Tenants should carry insurance for personal possessions and liabilities to complement that of owners.

However, if tenants are not certain whether their landlord has comprehensive insurance, then they would do well to take a complete condo insurance package covering upgrades and liabilities.

For their part, owners who are landlords should make sure that their tenants have insurance for their personal possessions.

Landlords would do well to maintain an insurance for the condo itself and the upgrades because, if a tenant does not carry that kind of insurance or stops paying the premium, then the owner may have to pay a great deal of money if damage occurs to the suite and is not covered by the condo corporation’s own insurance.

What’s a Deductible?

This is the amount that an owner (or a condo corporation) has to pay before the insurance kicks in.

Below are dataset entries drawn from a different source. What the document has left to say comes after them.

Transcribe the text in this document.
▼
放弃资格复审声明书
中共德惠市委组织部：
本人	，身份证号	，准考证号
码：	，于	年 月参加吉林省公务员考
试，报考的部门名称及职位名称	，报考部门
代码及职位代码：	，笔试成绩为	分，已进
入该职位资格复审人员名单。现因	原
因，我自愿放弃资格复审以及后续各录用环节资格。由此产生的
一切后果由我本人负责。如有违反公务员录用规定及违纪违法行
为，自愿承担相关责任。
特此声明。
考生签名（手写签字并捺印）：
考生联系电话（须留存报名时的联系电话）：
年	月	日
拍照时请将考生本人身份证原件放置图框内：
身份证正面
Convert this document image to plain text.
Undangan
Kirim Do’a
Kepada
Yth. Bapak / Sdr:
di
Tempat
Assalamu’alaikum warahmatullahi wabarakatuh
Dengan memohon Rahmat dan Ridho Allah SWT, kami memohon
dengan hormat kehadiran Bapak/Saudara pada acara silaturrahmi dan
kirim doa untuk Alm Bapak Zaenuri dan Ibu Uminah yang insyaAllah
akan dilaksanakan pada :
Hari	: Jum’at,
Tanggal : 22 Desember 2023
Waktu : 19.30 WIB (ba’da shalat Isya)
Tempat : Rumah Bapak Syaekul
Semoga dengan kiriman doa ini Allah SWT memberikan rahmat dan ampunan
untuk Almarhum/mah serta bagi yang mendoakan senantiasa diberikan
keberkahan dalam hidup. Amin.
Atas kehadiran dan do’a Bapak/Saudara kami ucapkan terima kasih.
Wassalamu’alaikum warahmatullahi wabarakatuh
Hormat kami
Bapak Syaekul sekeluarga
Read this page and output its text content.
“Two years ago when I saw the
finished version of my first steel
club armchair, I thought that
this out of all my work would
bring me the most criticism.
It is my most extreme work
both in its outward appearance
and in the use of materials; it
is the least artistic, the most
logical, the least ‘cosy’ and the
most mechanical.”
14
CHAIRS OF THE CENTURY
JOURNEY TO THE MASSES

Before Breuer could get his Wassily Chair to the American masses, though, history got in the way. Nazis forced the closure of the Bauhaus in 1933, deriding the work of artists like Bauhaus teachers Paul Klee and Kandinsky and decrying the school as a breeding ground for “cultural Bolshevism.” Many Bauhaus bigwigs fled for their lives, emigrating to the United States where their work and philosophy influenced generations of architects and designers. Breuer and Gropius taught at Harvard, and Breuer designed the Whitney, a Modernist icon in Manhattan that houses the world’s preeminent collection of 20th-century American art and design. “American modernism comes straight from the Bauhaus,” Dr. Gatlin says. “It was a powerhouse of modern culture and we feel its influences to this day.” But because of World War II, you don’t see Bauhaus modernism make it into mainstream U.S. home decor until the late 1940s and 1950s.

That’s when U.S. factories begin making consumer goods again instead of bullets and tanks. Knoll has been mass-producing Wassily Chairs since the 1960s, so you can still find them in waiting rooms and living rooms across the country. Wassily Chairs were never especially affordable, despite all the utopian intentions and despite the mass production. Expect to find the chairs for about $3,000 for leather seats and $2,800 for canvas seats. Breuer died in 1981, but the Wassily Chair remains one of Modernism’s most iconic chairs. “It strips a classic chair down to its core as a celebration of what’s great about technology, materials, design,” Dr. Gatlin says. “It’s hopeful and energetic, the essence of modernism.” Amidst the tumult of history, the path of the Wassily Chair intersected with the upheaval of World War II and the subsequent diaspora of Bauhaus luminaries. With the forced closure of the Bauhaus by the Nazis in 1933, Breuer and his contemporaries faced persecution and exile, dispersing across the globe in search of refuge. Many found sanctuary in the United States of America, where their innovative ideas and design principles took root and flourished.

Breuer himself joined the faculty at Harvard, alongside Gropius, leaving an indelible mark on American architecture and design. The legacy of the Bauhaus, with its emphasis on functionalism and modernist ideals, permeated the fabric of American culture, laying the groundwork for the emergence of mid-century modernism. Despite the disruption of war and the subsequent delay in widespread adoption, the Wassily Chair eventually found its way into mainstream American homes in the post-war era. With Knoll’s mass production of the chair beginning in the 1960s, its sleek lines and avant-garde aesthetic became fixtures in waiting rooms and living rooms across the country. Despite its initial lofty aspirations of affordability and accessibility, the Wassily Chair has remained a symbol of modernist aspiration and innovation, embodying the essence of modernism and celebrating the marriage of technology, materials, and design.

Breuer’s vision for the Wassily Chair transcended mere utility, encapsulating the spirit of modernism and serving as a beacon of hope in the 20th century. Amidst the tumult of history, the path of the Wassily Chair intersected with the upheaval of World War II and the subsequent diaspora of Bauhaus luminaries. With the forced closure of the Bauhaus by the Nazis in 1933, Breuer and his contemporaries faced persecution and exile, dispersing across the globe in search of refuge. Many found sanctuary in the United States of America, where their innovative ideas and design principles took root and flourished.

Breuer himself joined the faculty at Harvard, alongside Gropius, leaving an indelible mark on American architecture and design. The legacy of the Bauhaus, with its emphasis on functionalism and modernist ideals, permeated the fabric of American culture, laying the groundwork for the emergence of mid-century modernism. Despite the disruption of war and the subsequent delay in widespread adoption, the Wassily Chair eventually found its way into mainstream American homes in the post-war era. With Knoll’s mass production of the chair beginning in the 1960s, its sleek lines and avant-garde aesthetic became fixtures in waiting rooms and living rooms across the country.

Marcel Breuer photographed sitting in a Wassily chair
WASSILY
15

The deductible is generally negotiated between the insurer and the person who is insured and can be changed from year to year. The higher the deductible, the lower the insurance premium. (The premium is what a person pays each year to maintain the insurance.)

An insurance deductible for a suite may be $250 or $500 or even $1,000 or $2,000 depending on the amount of coverage that an owner wants.

Let’s take the example of a deductible of $500. If an owner incurs a $450 damage to her suite, this amount is lower than the deductible. This means that this owner has to pay for the damage and cannot claim anything from the insurance.

On the other hand, if the damage amounts to $550 and the deductible is $500, it would be advisable that the owner pays the $550 and not claim the small difference of $50, or any other small difference, so as to avoid having to report the damage to the insurer. Why? A claim may result in higher insurance costs a year or so after.

Policy holders should never report damage to their insurance company when they do not make a claim. Why? So as not to be seen as a risk to the insurance company and perhaps get a raise in premium the following year.